Festive in Death (In Death #39)(36)



She drank now. “God. I’m supposed to have an alibi. I have a January one deadline on the book I want to meet, then I’m going to Milan and Paris, doing coverage of spring trends. I didn’t kill a man because I was stupid enough to have sex with him. It was good sex, for that matter. Even though he’s not my type. He was an ass**le—on a personal scale, I mean.”

“How much did you pay him?”

Robbins hissed through her teeth, “What the hell? I gave him five thousand. He didn’t come out and say—exactly—that some of the competition in my field might find it amusing that I’d slept with my trainer, but why take the chance? It wouldn’t make that much difference, I know how to spin it. I could probably do a series of blogs on it, but . . . the ass**le factor.”

She sighed, drank. “I was embarrassed,” she admitted. “Embarrassed I had sex with a man I didn’t like, on a personal level. So I gave him five thousand, said this was nice, but let’s keep it between us, and that was that. I figured next spring when my membership’s up, I’d switch gyms.”

“He hinted at blackmail?”

“I guess that’s the term for it, yeah.”

“When did this happen?”

“A couple of months ago. No, more like six weeks, I guess. Not my finest moment.”

“He came here? An at-home massage? Training session?”

“A combo. We’d done that—not the sex—a couple times before. My assistant, too. I gave him extra to work with her a couple times. It was fun.”

“Was your assistant here for this one?”

“No.”

Her right leg, crossed over the left, began to swing. Eve read irritation and nerves in the movement.

“Look, do we have to go over every damn detail? I had sex with him, I paid him. It’s humiliating. But I didn’t kill him.”

“What did you have to drink?”

“Jesus Christ.” Robbins shoved up, threw her hands in the air. “I was doing a workout. I wasn’t drinking. Some tea. Just some herbal tea he made. I iced it, and it was nice enough.”

“Did he light incense?”

“So what?” But Robbins’s eyebrows drew together, and she sat again. “Yes. Right before the massage. The massage that wasn’t a massage because I decided I’d rather have sex. How do you know about the incense, what do you care about the tea?”

Color dropped out of her face. “Jesus, Jesus, did he drug me? Oh God, did he give me something?”

“We believe Ziegler routinely gave at-home clients, potentially others, a date-rape drug in the guise of tea, and accentuated it with incense that was also laced.”

“I see.” She pressed her lips together, looked away. “That explains it. I wasn’t attracted to him that way, simply wasn’t, but that evening . . . I initiated it.” Her voice trembled a little. She picked up her glass again, drank slowly. “I initiated it almost as soon as I was on the massage table.”

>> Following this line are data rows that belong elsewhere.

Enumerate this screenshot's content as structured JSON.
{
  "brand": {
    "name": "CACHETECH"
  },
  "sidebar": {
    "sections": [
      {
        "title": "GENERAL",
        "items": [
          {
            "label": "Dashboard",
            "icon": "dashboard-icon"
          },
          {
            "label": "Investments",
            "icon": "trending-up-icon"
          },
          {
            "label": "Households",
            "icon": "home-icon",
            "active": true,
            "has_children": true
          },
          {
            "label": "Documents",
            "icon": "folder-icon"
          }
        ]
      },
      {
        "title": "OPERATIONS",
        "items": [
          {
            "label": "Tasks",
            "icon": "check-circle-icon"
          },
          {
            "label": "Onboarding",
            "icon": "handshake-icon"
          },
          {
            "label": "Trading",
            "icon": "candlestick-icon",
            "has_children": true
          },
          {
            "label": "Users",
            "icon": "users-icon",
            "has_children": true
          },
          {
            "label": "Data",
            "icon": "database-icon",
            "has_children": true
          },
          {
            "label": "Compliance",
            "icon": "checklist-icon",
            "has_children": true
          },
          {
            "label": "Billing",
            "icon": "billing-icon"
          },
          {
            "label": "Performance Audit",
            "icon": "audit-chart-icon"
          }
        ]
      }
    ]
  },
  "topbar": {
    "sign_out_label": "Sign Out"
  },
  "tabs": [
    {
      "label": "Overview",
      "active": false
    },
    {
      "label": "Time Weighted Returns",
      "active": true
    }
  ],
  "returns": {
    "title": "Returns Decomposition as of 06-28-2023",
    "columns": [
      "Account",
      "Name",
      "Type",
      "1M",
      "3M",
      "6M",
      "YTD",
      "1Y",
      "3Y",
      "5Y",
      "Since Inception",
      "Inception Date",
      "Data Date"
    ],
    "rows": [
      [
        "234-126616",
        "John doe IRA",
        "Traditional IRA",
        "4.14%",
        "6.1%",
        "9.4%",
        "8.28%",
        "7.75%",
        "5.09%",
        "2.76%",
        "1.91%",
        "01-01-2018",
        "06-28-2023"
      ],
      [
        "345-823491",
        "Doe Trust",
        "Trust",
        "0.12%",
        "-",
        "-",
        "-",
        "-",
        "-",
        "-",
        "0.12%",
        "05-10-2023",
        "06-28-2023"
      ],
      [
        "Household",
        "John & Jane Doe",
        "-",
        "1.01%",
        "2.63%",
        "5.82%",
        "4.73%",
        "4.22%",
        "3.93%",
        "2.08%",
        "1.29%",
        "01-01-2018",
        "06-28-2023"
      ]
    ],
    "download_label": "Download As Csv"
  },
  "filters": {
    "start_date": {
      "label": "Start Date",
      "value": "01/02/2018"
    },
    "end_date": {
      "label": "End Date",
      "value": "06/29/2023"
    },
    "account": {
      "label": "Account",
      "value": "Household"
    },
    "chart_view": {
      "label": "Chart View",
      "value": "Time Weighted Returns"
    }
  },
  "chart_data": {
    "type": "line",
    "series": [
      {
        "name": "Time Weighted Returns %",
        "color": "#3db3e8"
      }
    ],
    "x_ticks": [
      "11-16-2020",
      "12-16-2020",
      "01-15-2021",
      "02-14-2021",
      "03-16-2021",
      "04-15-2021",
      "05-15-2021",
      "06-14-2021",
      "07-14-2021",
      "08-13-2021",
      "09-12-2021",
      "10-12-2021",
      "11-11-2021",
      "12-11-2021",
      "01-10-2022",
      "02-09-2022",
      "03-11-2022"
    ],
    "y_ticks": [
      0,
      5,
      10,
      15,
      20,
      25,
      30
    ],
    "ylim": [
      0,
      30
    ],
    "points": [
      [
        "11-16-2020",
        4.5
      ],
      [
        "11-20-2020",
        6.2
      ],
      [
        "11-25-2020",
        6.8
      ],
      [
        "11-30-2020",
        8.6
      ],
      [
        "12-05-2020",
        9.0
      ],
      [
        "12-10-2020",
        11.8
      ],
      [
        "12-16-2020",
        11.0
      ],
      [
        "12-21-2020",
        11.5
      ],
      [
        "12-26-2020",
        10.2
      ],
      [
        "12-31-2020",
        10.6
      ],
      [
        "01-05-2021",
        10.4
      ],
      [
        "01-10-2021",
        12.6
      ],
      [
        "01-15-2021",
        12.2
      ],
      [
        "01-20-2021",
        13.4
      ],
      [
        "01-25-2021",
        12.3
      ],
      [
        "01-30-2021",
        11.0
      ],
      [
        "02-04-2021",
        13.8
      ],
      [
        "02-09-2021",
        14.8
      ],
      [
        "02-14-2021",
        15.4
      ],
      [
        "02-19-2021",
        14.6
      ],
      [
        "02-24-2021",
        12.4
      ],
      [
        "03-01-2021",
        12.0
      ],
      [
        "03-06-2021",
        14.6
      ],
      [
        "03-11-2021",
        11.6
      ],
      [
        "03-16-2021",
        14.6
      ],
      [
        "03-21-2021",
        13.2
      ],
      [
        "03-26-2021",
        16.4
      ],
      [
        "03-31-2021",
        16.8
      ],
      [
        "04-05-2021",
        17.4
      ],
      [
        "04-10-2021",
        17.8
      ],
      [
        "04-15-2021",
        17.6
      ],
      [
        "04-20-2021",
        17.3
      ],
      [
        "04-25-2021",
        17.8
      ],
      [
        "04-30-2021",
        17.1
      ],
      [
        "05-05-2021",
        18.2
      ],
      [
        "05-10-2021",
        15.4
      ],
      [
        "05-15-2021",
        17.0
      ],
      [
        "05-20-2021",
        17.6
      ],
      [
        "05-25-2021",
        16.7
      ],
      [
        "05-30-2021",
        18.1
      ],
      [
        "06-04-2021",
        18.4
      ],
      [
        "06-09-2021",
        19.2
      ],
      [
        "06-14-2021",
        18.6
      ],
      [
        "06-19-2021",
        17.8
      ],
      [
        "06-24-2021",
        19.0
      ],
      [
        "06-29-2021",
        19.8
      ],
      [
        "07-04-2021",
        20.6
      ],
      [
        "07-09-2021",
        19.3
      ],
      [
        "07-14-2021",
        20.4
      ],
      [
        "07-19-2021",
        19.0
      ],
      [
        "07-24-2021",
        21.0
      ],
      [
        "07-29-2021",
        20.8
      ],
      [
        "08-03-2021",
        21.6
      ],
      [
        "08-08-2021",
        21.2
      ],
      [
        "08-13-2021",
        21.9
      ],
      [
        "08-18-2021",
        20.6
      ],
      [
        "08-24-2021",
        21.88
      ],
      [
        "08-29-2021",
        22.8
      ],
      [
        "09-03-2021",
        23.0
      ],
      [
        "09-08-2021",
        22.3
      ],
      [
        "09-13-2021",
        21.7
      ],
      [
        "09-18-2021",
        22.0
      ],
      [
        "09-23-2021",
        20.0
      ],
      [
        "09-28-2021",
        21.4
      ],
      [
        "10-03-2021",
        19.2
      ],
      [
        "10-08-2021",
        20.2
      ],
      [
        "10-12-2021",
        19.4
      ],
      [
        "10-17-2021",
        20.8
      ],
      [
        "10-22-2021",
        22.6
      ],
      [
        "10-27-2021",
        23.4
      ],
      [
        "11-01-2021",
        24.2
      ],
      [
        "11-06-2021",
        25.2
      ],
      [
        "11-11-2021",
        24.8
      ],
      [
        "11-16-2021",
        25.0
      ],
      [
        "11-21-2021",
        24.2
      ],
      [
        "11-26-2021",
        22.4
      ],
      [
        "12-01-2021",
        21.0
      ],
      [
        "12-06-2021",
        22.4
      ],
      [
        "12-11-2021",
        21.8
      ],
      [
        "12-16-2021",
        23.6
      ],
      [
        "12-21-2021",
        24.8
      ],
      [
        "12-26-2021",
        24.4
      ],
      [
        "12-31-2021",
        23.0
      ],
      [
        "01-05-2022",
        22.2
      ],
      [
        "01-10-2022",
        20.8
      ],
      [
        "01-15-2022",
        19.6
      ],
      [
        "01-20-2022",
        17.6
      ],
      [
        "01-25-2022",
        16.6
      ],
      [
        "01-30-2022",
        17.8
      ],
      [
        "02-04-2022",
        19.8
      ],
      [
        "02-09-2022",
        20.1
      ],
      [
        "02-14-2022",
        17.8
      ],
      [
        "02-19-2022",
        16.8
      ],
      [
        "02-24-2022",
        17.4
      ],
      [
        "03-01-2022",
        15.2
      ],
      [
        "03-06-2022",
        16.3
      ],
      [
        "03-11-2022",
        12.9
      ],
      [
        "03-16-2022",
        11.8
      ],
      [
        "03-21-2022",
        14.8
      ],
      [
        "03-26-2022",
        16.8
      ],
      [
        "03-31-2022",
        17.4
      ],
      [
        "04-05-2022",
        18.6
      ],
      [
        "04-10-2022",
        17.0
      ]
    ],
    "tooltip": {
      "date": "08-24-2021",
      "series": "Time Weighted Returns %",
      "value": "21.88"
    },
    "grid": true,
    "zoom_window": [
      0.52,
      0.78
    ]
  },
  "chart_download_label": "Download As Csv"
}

“No, you didn’t,” Eve said. “He initiated and took your choice away when he gave you the drug without your knowledge.”

“I don’t know how to feel about this.” She pressed the cold glass to her forehead. “I don’t know how to feel. I was raped when I was sixteen by a boy I thought liked me. He slipped me something, too. Not enough, because I didn’t really drink much, just enough I felt weird and off. Not enough, so I said no. And when I said no, he held me down. He hurt me, and he forced me. And I didn’t tell anyone, I was so ashamed. It was years before I told anyone, and came to terms with it. Now this.”

She closed her eyes again. “Trey didn’t force me. He didn’t hurt me.”

“Yes, he did.” Eve’s flat tone had Robbins opening her eyes again. “He didn’t hold you down or put bruises on you, but he forced you. He raped you.”

“You’re right. You’re right.”

Her eyes filled. Eve watched her wage a fight against them. Win it.

“Now I have to come to terms with it again. I will. Well, back to therapy.” She lifted her glass in toast. “What fun.”

“I can give you a contact for a rape center,” Peabody told her.

“That’s okay. I have a shrink on tap. I don’t have an alibi, and it looks like I had a motive. I didn’t kill him, but I’m sure as hell glad he’s dead. What happens now?”

Eve rose. “We talk to other people in your situation. And if we find out you’re lying and you did kill him, we’ll be back to arrest you.”

“Great. Terrific.” Robbins managed a weak smile. “That’s still a fabulous coat.”

• • •

On the way down to the lobby, Peabody brooded.

“Don’t sulk over it,” Eve ordered. “Spill it.”

“I’m not sulking. I’m considering. Her statement makes it unquestionable our vic used date-rape drugs on numerous women, at least over the last couple months. And it also confirms he extorted money from at least some of them. Either one of those acts equals motive. Combine them, and it becomes a really strong motive. I know she doesn’t have an alibi, but I don’t think she did it.”

“Because you liked her. And because you felt sympathy after her claim she’d been date-raped in the past.”